La Cour de cassation a confirmé cette décision, considérant que la délégation ou le partage de l'autorité parentale est "à l'égard d'une adoption, antinomique et contradictoire, l'adoption d'un enfant mineur ayant pour but de conférer l'autorité parentale au seul adoptant".
Dans un communiqué, Me Caroline Mécary, l'avocate du couple concerné par la décision rendue à Paris, a regretté que la plus haute juridiction "n'ait pas reconnu que les enfants élevés par deux parents du même sexe aient les mêmes droits que les enfants issus d'un couple hétérosexuel".
L'Interassociative lesbienne, gaie, bi et trans (Inter-LGBT), a relevé avec satisfaction que les décisions de la Cour de cassation n'étaient "pas un jugement sur la capacité des deux femmes à élever un enfant".
Dans une décision rendue en février 2006, la Cour a en effet estimé que le code civil ne s'opposait "pas à ce qu'une mère seule titulaire de l'autorité parentale en délègue tout ou partie de l'exercice à la femme avec laquelle elle vit en union stable et continue, dès lors que les circonstances l'exigent et que la mesure est conforme à l'intérêt supérieur de l'enfant".

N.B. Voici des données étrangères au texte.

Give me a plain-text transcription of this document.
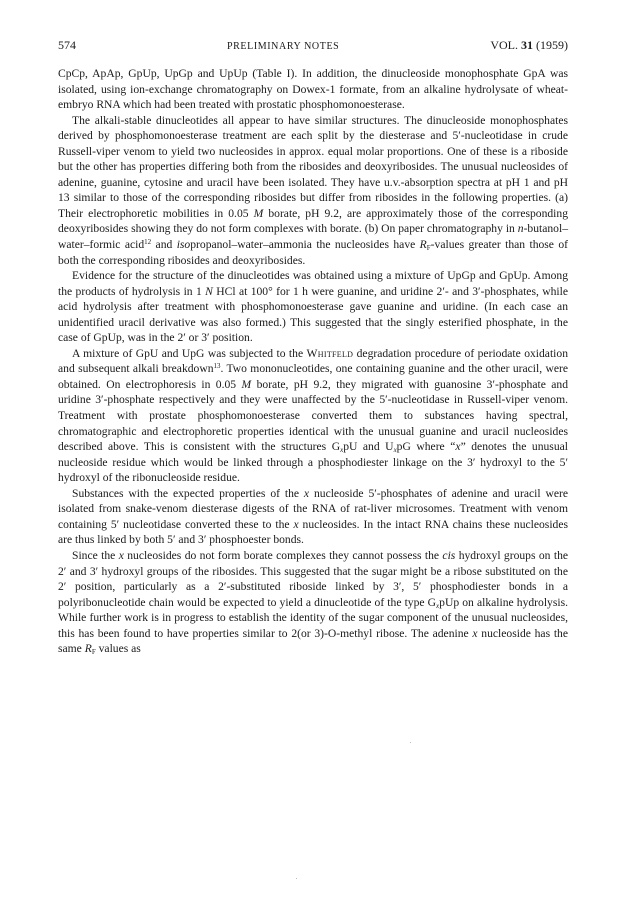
574	PRELIMINARY NOTES	VOL. 31 (1959)

CpCp, ApAp, GpUp, UpGp and UpUp (Table I). In addition, the dinucleoside monophosphate GpA was isolated, using ion-exchange chromatography on Dowex-1 formate, from an alkaline hydrolysate of wheat-embryo RNA which had been treated with prostatic phosphomonoesterase.

The alkali-stable dinucleotides all appear to have similar structures. The dinucleoside monophosphates derived by phosphomonoesterase treatment are each split by the diesterase and 5′-nucleotidase in crude Russell-viper venom to yield two nucleosides in approx. equal molar proportions. One of these is a riboside but the other has properties differing both from the ribosides and deoxyribosides. The unusual nucleosides of adenine, guanine, cytosine and uracil have been isolated. They have u.v.-absorption spectra at pH 1 and pH 13 similar to those of the corresponding ribosides but differ from ribosides in the following properties. (a) Their electrophoretic mobilities in 0.05 M borate, pH 9.2, are approximately those of the corresponding deoxyribosides showing they do not form complexes with borate. (b) On paper chromatography in n-butanol–water–formic acid$^{12}$ and isopropanol–water–ammonia the nucleosides have $R_F$-values greater than those of both the corresponding ribosides and deoxyribosides.

Evidence for the structure of the dinucleotides was obtained using a mixture of UpGp and GpUp. Among the products of hydrolysis in 1 N HCl at 100° for 1 h were guanine, and uridine 2′- and 3′-phosphates, while acid hydrolysis after treatment with phosphomonoesterase gave guanine and uridine. (In each case an unidentified uracil derivative was also formed.) This suggested that the singly esterified phosphate, in the case of GpUp, was in the 2′ or 3′ position.

A mixture of GpU and UpG was subjected to the Whitfeld degradation procedure of periodate oxidation and subsequent alkali breakdown$^{13}$. Two mononucleotides, one containing guanine and the other uracil, were obtained. On electrophoresis in 0.05 M borate, pH 9.2, they migrated with guanosine 3′-phosphate and uridine 3′-phosphate respectively and they were unaffected by the 5′-nucleotidase in Russell-viper venom. Treatment with prostate phosphomonoesterase converted them to substances having spectral, chromatographic and electrophoretic properties identical with the unusual guanine and uracil nucleosides described above. This is consistent with the structures $G_xpU$ and $U_xpG$ where “x” denotes the unusual nucleoside residue which would be linked through a phosphodiester linkage on the 3′ hydroxyl to the 5′ hydroxyl of the ribonucleoside residue.

Substances with the expected properties of the x nucleoside 5′-phosphates of adenine and uracil were isolated from snake-venom diesterase digests of the RNA of rat-liver microsomes. Treatment with venom containing 5′ nucleotidase converted these to the x nucleosides. In the intact RNA chains these nucleosides are thus linked by both 5′ and 3′ phosphoester bonds.

Since the x nucleosides do not form borate complexes they cannot possess the cis hydroxyl groups on the 2′ and 3′ hydroxyl groups of the ribosides. This suggested that the sugar might be a ribose substituted on the 2′ position, particularly as a 2′-substituted riboside linked by 3′, 5′ phosphodiester bonds in a polyribonucleotide chain would be expected to yield a dinucleotide of the type $G_xpUp$ on alkaline hydrolysis. While further work is in progress to establish the identity of the sugar component of the unusual nucleosides, this has been found to have properties similar to 2(or 3)-O-methyl ribose. The adenine x nucleoside has the same $R_F$ values as
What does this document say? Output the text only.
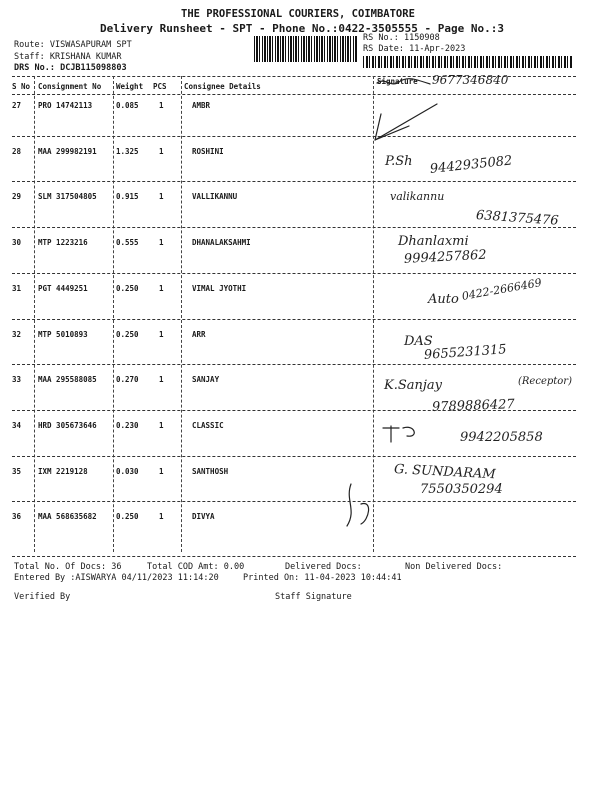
THE PROFESSIONAL COURIERS, COIMBATORE
Delivery Runsheet - SPT - Phone No.:0422-3505555 - Page No.:3
Route: VISWASAPURAM SPT
Staff: KRISHANA KUMAR
DRS No.: DCJB115098803
RS No.: 1150908
RS Date: 11-Apr-2023
S No Consignment No Weight PCS Consignee Details
Signature
27 PRO 14742113	0.085	1	AMBR
28 MAA 299982191	1.325	1	ROSHINI
29 SLM 317504805	0.915	1	VALLIKANNU
30 MTP 1223216	0.555	1	DHANALAKSAHMI
31 PGT 4449251	0.250	1	VIMAL JYOTHI
32 MTP 5010893	0.250	1	ARR
33 MAA 295588085	0.270	1	SANJAY
34 HRD 305673646	0.230	1	CLASSIC
35 IXM 2219128	0.030	1	SANTHOSH
36 MAA 568635682	0.250	1	DIVYA
9677346840
P.Sh 9442935082
valikannu
6381375476
Dhanlaxmi
9994257862
Auto 0422-2666469
DAS
9655231315
K.Sanjay	(Receptor)
9789886427
9942205858
G. SUNDARAM
7550350294
Total No. Of Docs: 36	Total COD Amt: 0.00	Delivered Docs:	Non Delivered Docs:
Entered By :AISWARYA 04/11/2023 11:14:20	Printed On: 11-04-2023 10:44:41
Verified By	Staff Signature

Dans les arrêts rendus mardi, "la Cour de cassation vient simplement de rappeler que le débat (ndlr: sur l'adoption) ne peut être tranché que par le législateur", souligne l'Inter-LGBT.
L'Association des parents et futurs parents gays et lesbiens (APGL) estime elle aussi qu'il est "urgent que le législateur s'empare de ces questions".
"La nouvelle législature qui suivra l'élection présidentielle de mai 2007 devra oeuvrer rapidement pour que ces enfants bénéficient des mêmes protections que les autres", affirme-t-elle dans un communiqué.